At birth, the umbilical cord blood and amniotic fluid were analyzed, and it was found that the drug was reaching the fetus. The girl had higher levels of SMN protein in her blood and less neurological damage, as well as normal muscle development. This work confirms “the importance of early treatment,” Farrar says. “The therapeutic window we are targeting is very narrow.”
In the case of this family, the parents are carriers of genetic variants of SMA-1. They had a child previously who was born with the disease. Since there was no treatment until then, the baby died at 16 months. Amniocentesis tests were performed on the second daughter, which confirmed that she did not have copies of the survival motor neuron gene. This suggested that she would be born with SMA-1. For this reason, the mother was given the drug Risdiplam in the last six weeks of pregnancy.

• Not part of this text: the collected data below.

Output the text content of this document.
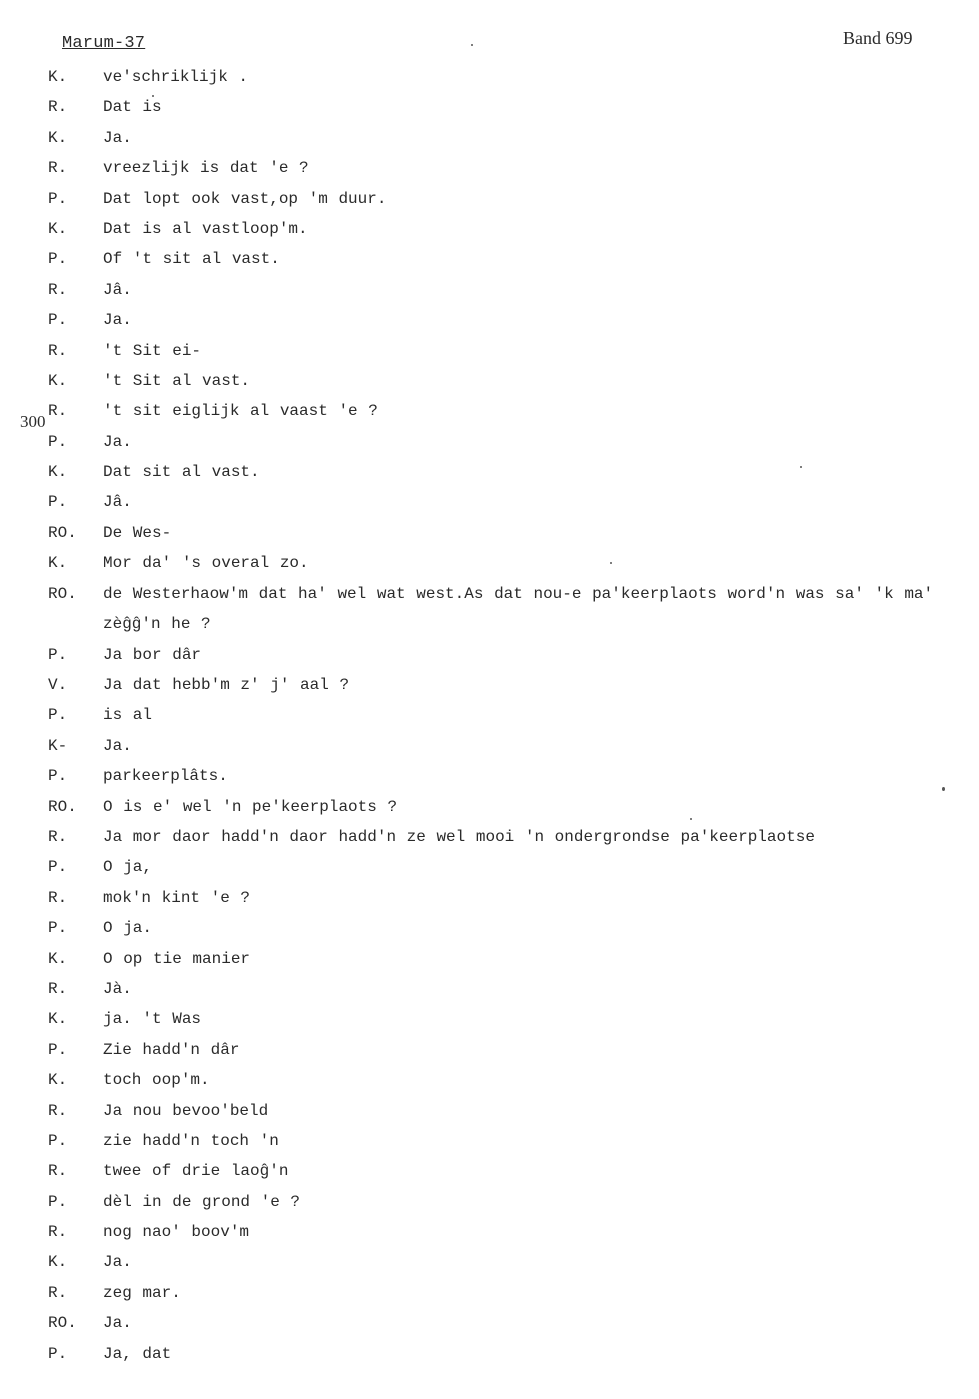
Marum-37	Band 699
300
K.	ve'schriklijk .
R.	Dat is
K.	Ja.
R.	vreezlijk is dat 'e ?
P.	Dat lopt ook vast,op 'm duur.
K.	Dat is al vastloop'm.
P.	Of 't sit al vast.
R.	Jâ.
P.	Ja.
R.	't Sit ei-
K.	't Sit al vast.
R.	't sit eiglijk al vaast 'e ?
P.	Ja.
K.	Dat sit al vast.
P.	Jâ.
RO.	De Wes-
K.	Mor da' 's overal zo.
RO.	de Westerhaow'm dat ha' wel wat west.As dat nou-e pa'keerplaots word'n was sa' 'k ma' zèĝĝ'n he ?
P.	Ja bor dâr
V.	Ja dat hebb'm z' j' aal ?
P.	is al
K-	Ja.
P.	parkeerplâts.
RO.	O is e' wel 'n pe'keerplaots ?
R.	Ja mor daor hadd'n daor hadd'n ze wel mooi 'n ondergrondse pa'keerplaotse
P.	O ja,
R.	mok'n kint 'e ?
P.	O ja.
K.	O op tie manier
R.	Jà.
K.	ja. 't Was
P.	Zie hadd'n dâr
K.	toch oop'm.
R.	Ja nou bevoo'beld
P.	zie hadd'n toch 'n
R.	twee of drie laoĝ'n
P.	dèl in de grond 'e ?
R.	nog nao' boov'm
K.	Ja.
R.	zeg mar.
RO.	Ja.
P.	Ja, dat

When the girl was born, she had three abnormalities: optic nerve hypoplasia, ventricular septal defect (which was resolved) and brain stem asymmetry, as well as delays in vision and general development. These abnormalities must have occurred in the early stages of development and before the drug was administered.
The child is currently being monitored regularly. “Over the course of the evaluation, we really didn’t see any signs of SMA. Our primary goals were viability, safety and tolerability, so we’re very pleased to see that both mother and child are doing well. The results suggest that the use of prenatal intervention for SMA may be worth further investigation,” said Richard Finkel, MD, corresponding author of the study, director of the St. Jude Experimental Neurotherapy Center and a member of the Department of Pediatric Medicine.
These types of in utero treatments highlight that human life begins with the fertilization of the egg and that the 9 months spent in the womb are very important, as they are the time for development and growth in all aspects. The news of the cure of such serious illnesses as the one we have reported shows us that what is truly professional from a biomedical point of view is not the elimination of the patient because his health is poor, but the search for the appropriate remedy that, as we have seen, can be applied from the first moments of our existence.